In 1978, Magruder ran for another term in the Oregon House of Representatives. In the May primary election, he lost the Democratic nomination to Garland Brown. The race was very close with Maguder winning in Washington County by 288 votes and losing in Columbia County by just a few votes more. At the same time, Magruder won the Republican primary with write-in votes. This could have allowed him to run again in the November general election. However, before he made any announcements about his political future, Magruder was killed in a farm accident.

== Death ==

On June 19, 1978, Magruder was killed while working on his ranch near Clatskanie. He was using a farm tractor to free another tractor stuck in a muddy meadow when his tractor flipped over backwards, crushing him.

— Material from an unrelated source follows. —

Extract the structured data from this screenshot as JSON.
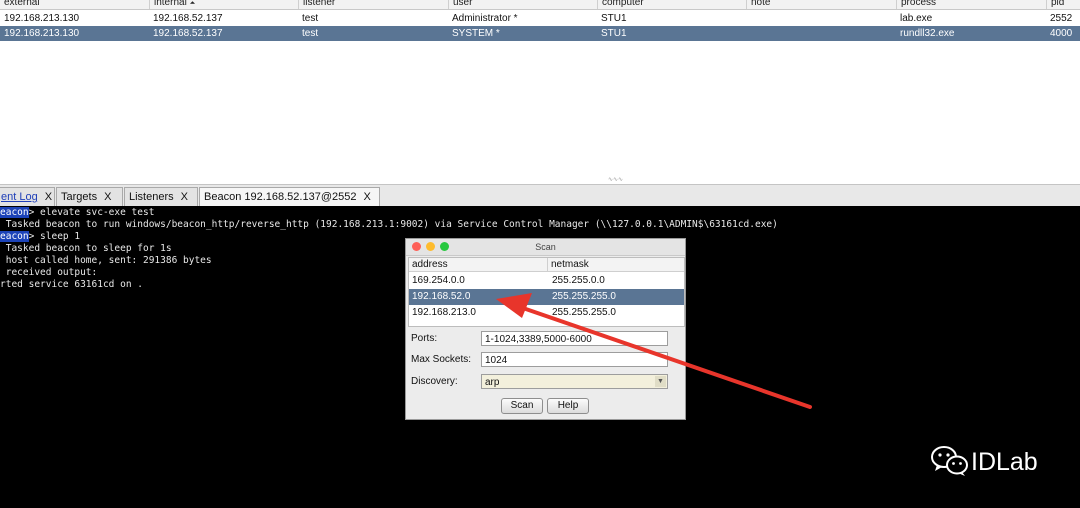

Despite his many political battles, Magruder was well liked by everyone at the Oregon State Capitol. Even urban liberals, who he routinely hindered and vexed, were personal friends. The House Speaker, Phil Lang, said:

His great concern for fiscal responsibility and his commitment to the concept of a citizen legislature attests to his wisdom. His leadership for the rural and farming areas of our state, along with his keen mind and wry wit, will be sorely missed by his colleagues.

Oregon's governor, Robert W. Straub, praised Magruder, saying:

He was a man of high ability and strong independence. He had a joy for life and a sense of humor that made it a pleasure to be around him and work with him, even when we disagreed.

On June 22, 1978, a memorial service for Magruder was held in the House chamber at the Oregon State Capitol. Over 500 people attended the service.

== Legacy ==

After Magruder's death, Oregon law required the Columbia and Washington county commissioners to select another Democrat to fill the remaining six months of his two-year term in the Oregon House of Representatives. Instead of selecting Garland Brown, who had beaten Magruder in the Democratic primary a month before his death, the commissioners selected Magruder's mother, Caroline, to finish his term. Since Magruder had won the Republican primary with write-in votes, his death created the opportunity for the local Republican committee to nominate a new candidate to represent their party in the general election. Instead of selecting a Republican, the committee chose Caroline Magruder, a Democrat. As a result, Brown faced a newly appointed incumbent Democrat, Caroline Magruder, in the 1978 general election. In the November election, Mrs. Magruder beat Brown, taking her son's seat in the state legislature.

During a special session in September 1978, the Oregon legislature directed the state's Board of Higher Education to name the new veterinary school at Oregon State University after Magruder. In 1979, Oregon State University began construction of a $8.5 million facility to house the university's college of veterinary medicine. The building was completed in 1980 and named Magruder Hall.

Every year, Oregon State University awards the Dick Magruder Memorial Scholarship to a number of students majoring in veterinary medicine. The scholarship recognizes Magruder for his leadership in establishing the university's veterinary college. As of 2014, the scholarship provides $1,000 to selected students.